Photo : bluefintuna.com


« Pour construire un avenir, il faut connaître le passé »

 

Historique de la pêche thonière au Sénégal


Dans les années 50, de nombreux thoniers canneurs bretons et basques ont exercé leurs activités de pêche dans les eaux sénégalaises, chaque année, de novembre à avril, période  qui coïncide avec l’arrêt de la saison de pêche du thon blanc a fait de Dakar leur base de repli. Au bout de quelques années de séjours temporaires, ces thoniers regroupés dans deux coopératives Itsasokoa et Lagun Artean ont fini par s’implanter, à Dakar, toute l’année.

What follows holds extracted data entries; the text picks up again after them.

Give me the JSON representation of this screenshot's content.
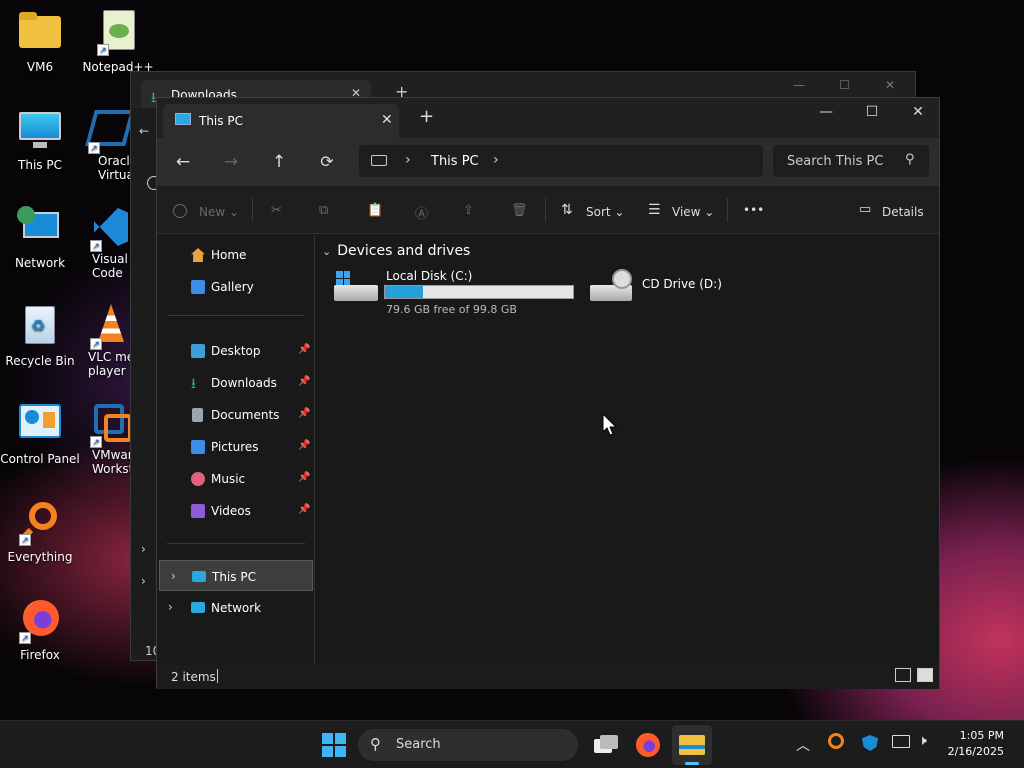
{
  "desktop": {
    "icons": [
      {
        "label": "VM6"
      },
      {
        "label": "Notepad++"
      },
      {
        "label": "This PC"
      },
      {
        "label": "Oracle VirtualB"
      },
      {
        "label": "Network"
      },
      {
        "label": "Visual Stu Code"
      },
      {
        "label": "Recycle Bin"
      },
      {
        "label": "VLC me player"
      },
      {
        "label": "Control Panel"
      },
      {
        "label": "VMwar Workst"
      },
      {
        "label": "Everything"
      },
      {
        "label": "Firefox"
      }
    ]
  },
  "back_window": {
    "tab_title": "Downloads",
    "status_partial": "10"
  },
  "window": {
    "tab_title": "This PC",
    "tab_close": "✕",
    "new_tab": "+",
    "controls": {
      "minimize": "—",
      "maximize": "☐",
      "close": "✕"
    },
    "nav": {
      "back": "←",
      "forward": "→",
      "up": "↑",
      "refresh": "⟳"
    },
    "address": {
      "separator": "›",
      "crumb": "This PC",
      "trailing": "›"
    },
    "search_placeholder": "Search This PC",
    "toolbar": {
      "new_label": "New",
      "sort_label": "Sort",
      "view_label": "View",
      "more_label": "•••",
      "details_label": "Details"
    },
    "sidebar": {
      "top": [
        {
          "label": "Home",
          "icon": "home-icon",
          "color": "#e8a33d"
        },
        {
          "label": "Gallery",
          "icon": "gallery-icon",
          "color": "#3b8ee8"
        }
      ],
      "pinned": [
        {
          "label": "Desktop",
          "icon": "desktop-folder-icon",
          "color": "#3b9fd8"
        },
        {
          "label": "Downloads",
          "icon": "downloads-icon",
          "color": "#2eb872"
        },
        {
          "label": "Documents",
          "icon": "documents-icon",
          "color": "#9aa5b1"
        },
        {
          "label": "Pictures",
          "icon": "pictures-icon",
          "color": "#3b8ee8"
        },
        {
          "label": "Music",
          "icon": "music-icon",
          "color": "#e0607e"
        },
        {
          "label": "Videos",
          "icon": "videos-icon",
          "color": "#8e5bd8"
        }
      ],
      "tree": [
        {
          "label": "This PC",
          "icon": "this-pc-icon",
          "selected": true
        },
        {
          "label": "Network",
          "icon": "network-icon",
          "selected": false
        }
      ]
    },
    "content": {
      "group_title": "Devices and drives",
      "drives": [
        {
          "name": "Local Disk (C:)",
          "space": "79.6 GB free of 99.8 GB",
          "used_fraction": 0.2
        },
        {
          "name": "CD Drive (D:)"
        }
      ]
    },
    "status_text": "2 items"
  },
  "taskbar": {
    "search_placeholder": "Search",
    "time": "1:05 PM",
    "date": "2/16/2025"
  },
  "colors": {
    "accent": "#1a8bd6",
    "selected_bg": "#3d3d3d"
  }
}
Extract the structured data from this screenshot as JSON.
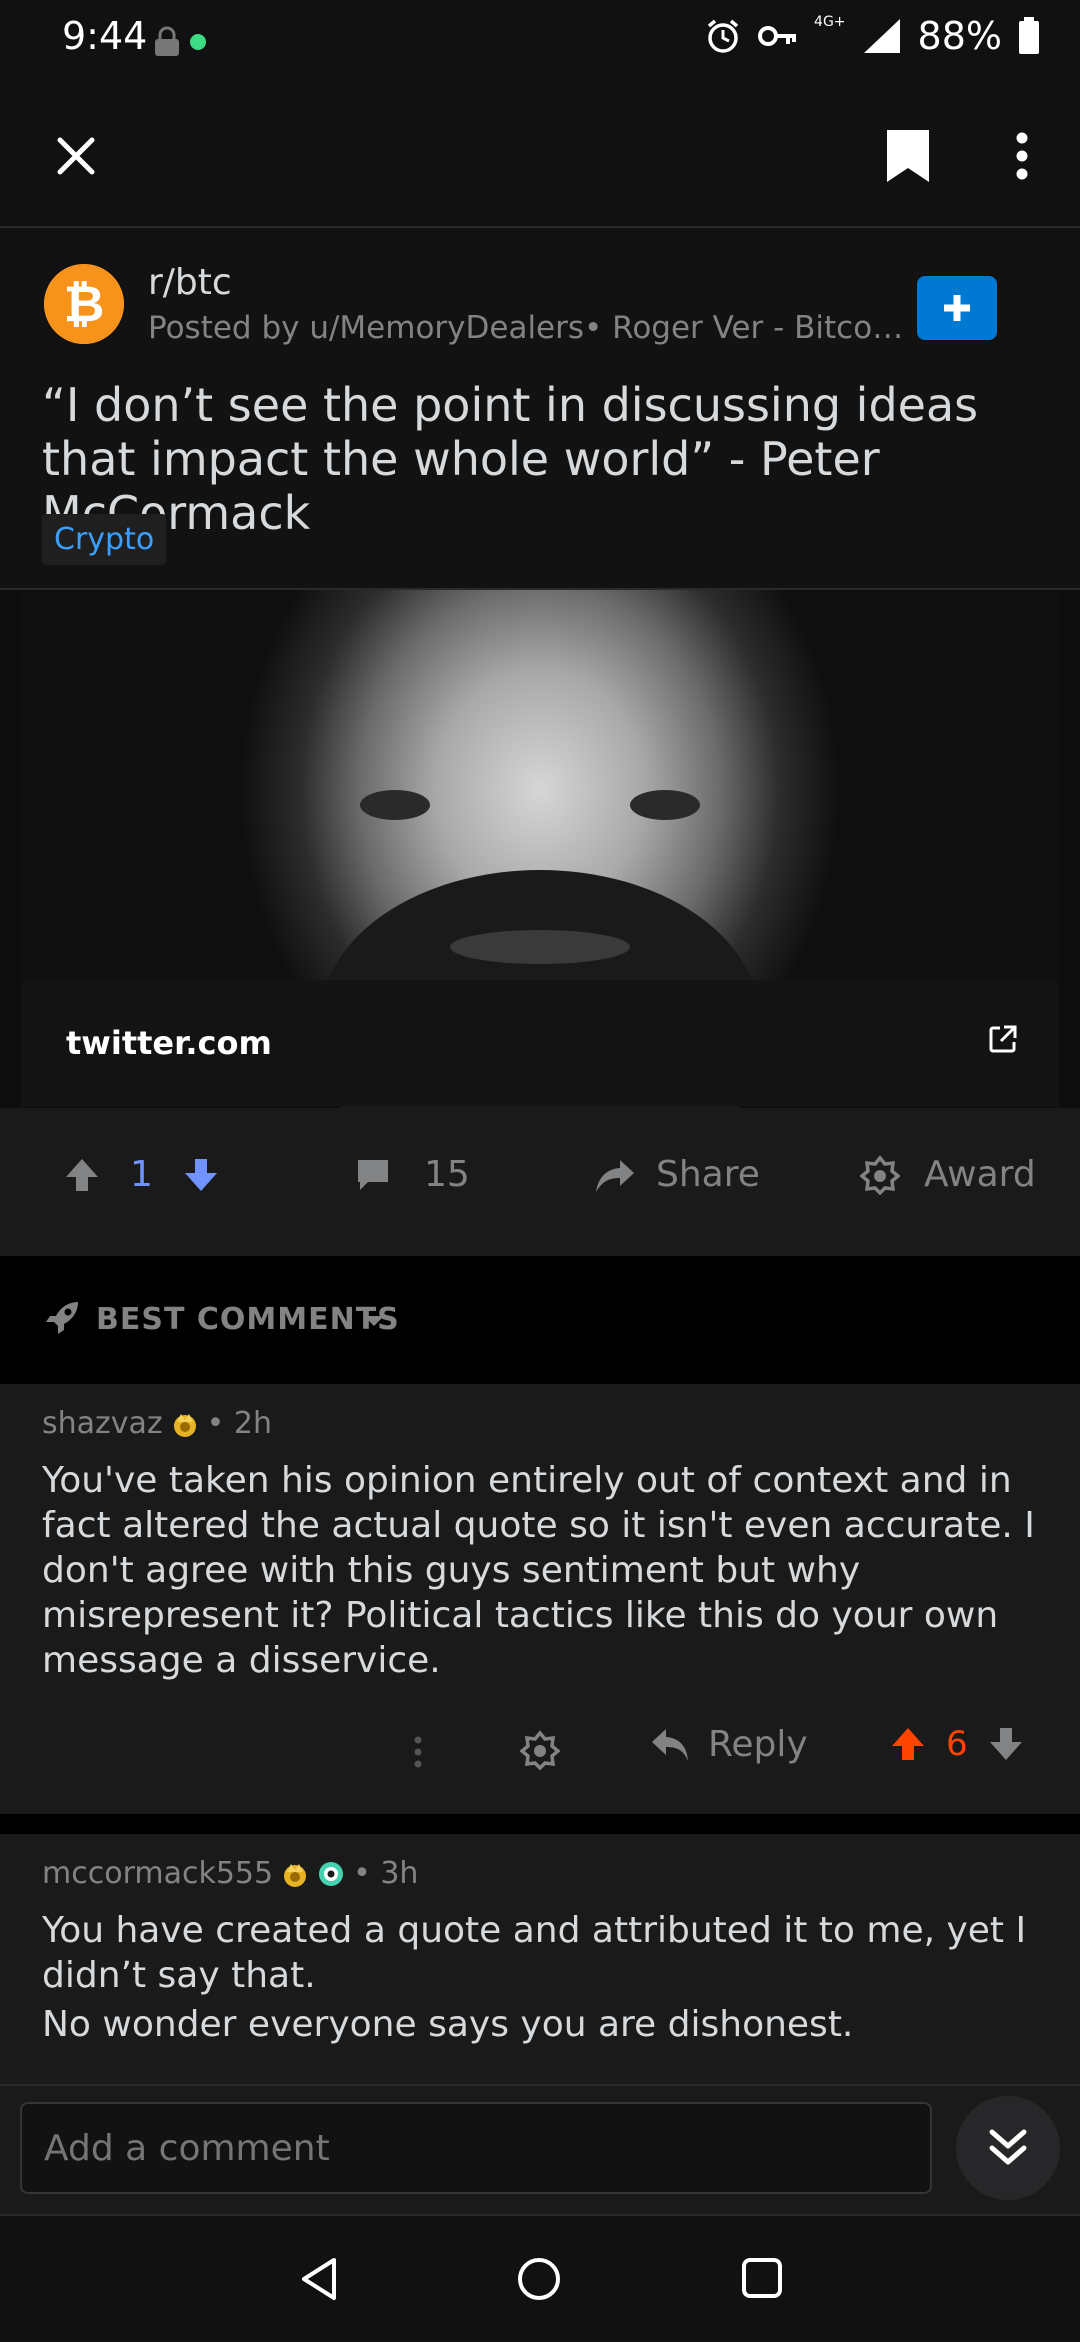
{
  "status_bar": {
    "time": "9:44",
    "network": "4G+",
    "battery": "88%"
  },
  "top_bar": {
    "close_icon": "close-icon",
    "save_icon": "bookmark-icon",
    "more_icon": "more-vertical-icon"
  },
  "post": {
    "subreddit": "r/btc",
    "posted_by": "Posted by u/MemoryDealers• Roger Ver - Bitcoin E...",
    "join_label": "+",
    "title": "“I don’t see the point in discussing ideas that impact the whole world” - Peter McCormack",
    "flair": "Crypto",
    "link_domain": "twitter.com",
    "votes": "1",
    "comments": "15",
    "share_label": "Share",
    "award_label": "Award"
  },
  "sort": {
    "label": "BEST COMMENTS"
  },
  "comments": [
    {
      "author": "shazvaz",
      "time": "• 2h",
      "body": "You've taken his opinion entirely out of context and in fact altered the actual quote so it isn't even accurate. I don't agree with this guys sentiment but why misrepresent it? Political tactics like this do your own message a disservice.",
      "reply_label": "Reply",
      "score": "6"
    },
    {
      "author": "mccormack555",
      "time": "• 3h",
      "body_line1": "You have created a quote and attributed it to me, yet I didn’t say that.",
      "body_line2": "No wonder everyone says you are dishonest."
    }
  ],
  "composer": {
    "placeholder": "Add a comment"
  },
  "colors": {
    "accent": "#0079d3",
    "upvote": "#ff4500",
    "downvote_active": "#7193ff",
    "flair": "#3aa0ff"
  }
}
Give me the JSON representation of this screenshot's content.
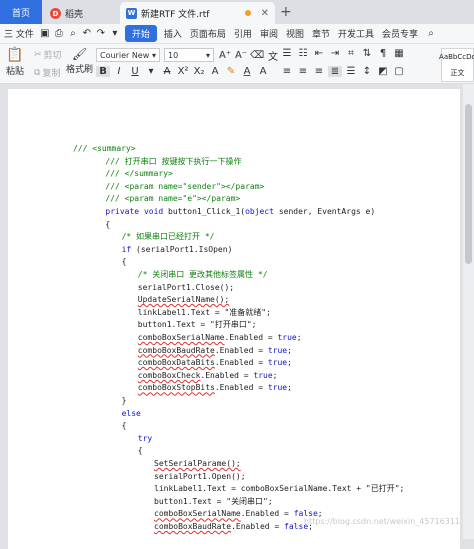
{
  "tabs": {
    "home": "首页",
    "daoke": "稻壳",
    "doc": "新建RTF 文件.rtf"
  },
  "menu": [
    "三 文件",
    "开始",
    "插入",
    "页面布局",
    "引用",
    "审阅",
    "视图",
    "章节",
    "开发工具",
    "会员专享"
  ],
  "toolbar": {
    "paste": "粘贴",
    "cut": "剪切",
    "copy": "复制",
    "format_painter": "格式刷",
    "font_name": "Courier New",
    "font_size": "10",
    "style_preview": "AaBbCcDd",
    "style_name": "正文"
  },
  "code": [
    {
      "indent": 0,
      "text": "/// <summary>",
      "cls": "cm"
    },
    {
      "indent": 4,
      "text": "/// 打开串口 按键按下执行一下操作",
      "cls": "cm"
    },
    {
      "indent": 4,
      "text": "/// </summary>",
      "cls": "cm"
    },
    {
      "indent": 4,
      "text": "/// <param name=\"sender\"></param>",
      "cls": "cm"
    },
    {
      "indent": 4,
      "text": "/// <param name=\"e\"></param>",
      "cls": "cm"
    },
    {
      "indent": 4,
      "text": "private void button1_Click_1(object sender, EventArgs e)",
      "cls": "mixed1"
    },
    {
      "indent": 4,
      "text": "{",
      "cls": ""
    },
    {
      "indent": 6,
      "text": "/* 如果串口已经打开 */",
      "cls": "cm"
    },
    {
      "indent": 6,
      "text": "if (serialPort1.IsOpen)",
      "cls": "mixed2"
    },
    {
      "indent": 6,
      "text": "{",
      "cls": ""
    },
    {
      "indent": 8,
      "text": "/* 关闭串口 更改其他标签属性 */",
      "cls": "cm"
    },
    {
      "indent": 8,
      "text": "serialPort1.Close();",
      "cls": ""
    },
    {
      "indent": 8,
      "text": "UpdateSerialName();",
      "cls": "rd"
    },
    {
      "indent": 8,
      "text": "linkLabel1.Text = \"准备就绪\";",
      "cls": ""
    },
    {
      "indent": 8,
      "text": "button1.Text = \"打开串口\";",
      "cls": ""
    },
    {
      "indent": 8,
      "text": "comboBoxSerialName.Enabled = true;",
      "cls": "mixed3"
    },
    {
      "indent": 8,
      "text": "comboBoxBaudRate.Enabled = true;",
      "cls": "mixed3"
    },
    {
      "indent": 8,
      "text": "comboBoxDataBits.Enabled = true;",
      "cls": "mixed3"
    },
    {
      "indent": 8,
      "text": "comboBoxCheck.Enabled = true;",
      "cls": "mixed3"
    },
    {
      "indent": 8,
      "text": "comboBoxStopBits.Enabled = true;",
      "cls": "mixed3"
    },
    {
      "indent": 6,
      "text": "}",
      "cls": ""
    },
    {
      "indent": 6,
      "text": "else",
      "cls": "kw"
    },
    {
      "indent": 6,
      "text": "{",
      "cls": ""
    },
    {
      "indent": 8,
      "text": "try",
      "cls": "kw"
    },
    {
      "indent": 8,
      "text": "{",
      "cls": ""
    },
    {
      "indent": 10,
      "text": "SetSerialParame();",
      "cls": "rd"
    },
    {
      "indent": 10,
      "text": "serialPort1.Open();",
      "cls": ""
    },
    {
      "indent": 10,
      "text": "linkLabel1.Text = comboBoxSerialName.Text + \"已打开\";",
      "cls": ""
    },
    {
      "indent": 10,
      "text": "button1.Text = \"关闭串口\";",
      "cls": ""
    },
    {
      "indent": 10,
      "text": "comboBoxSerialName.Enabled = false;",
      "cls": "mixed3"
    },
    {
      "indent": 10,
      "text": "comboBoxBaudRate.Enabled = false;",
      "cls": "mixed3"
    }
  ],
  "watermark": "https://blog.csdn.net/weixin_45716311"
}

Des prospections, faites avec les bateaux « Gérard Treca » et « Marcella-Yveline », ont prouvé, à la fois, l’existence d’importants bancs de thon  dans les eaux sénégalaises et la pertinence de la création d’une industrie thonière au Sénégal.

Dans les années 60, Dakar comptait 7 conserveries qui, à partir des années 70, n’étaient plus que 3. Il s’agit des Conserveries  du Sénégal (CDS), de la SAPAL et de la SAIB. Elles  produisaient  des conserves emboitées sous les  marques françaises  Pêcheurs de France pour les CDS, Saupiquet pour la SAPAL  et Pêche et Froid  pour la SAIB.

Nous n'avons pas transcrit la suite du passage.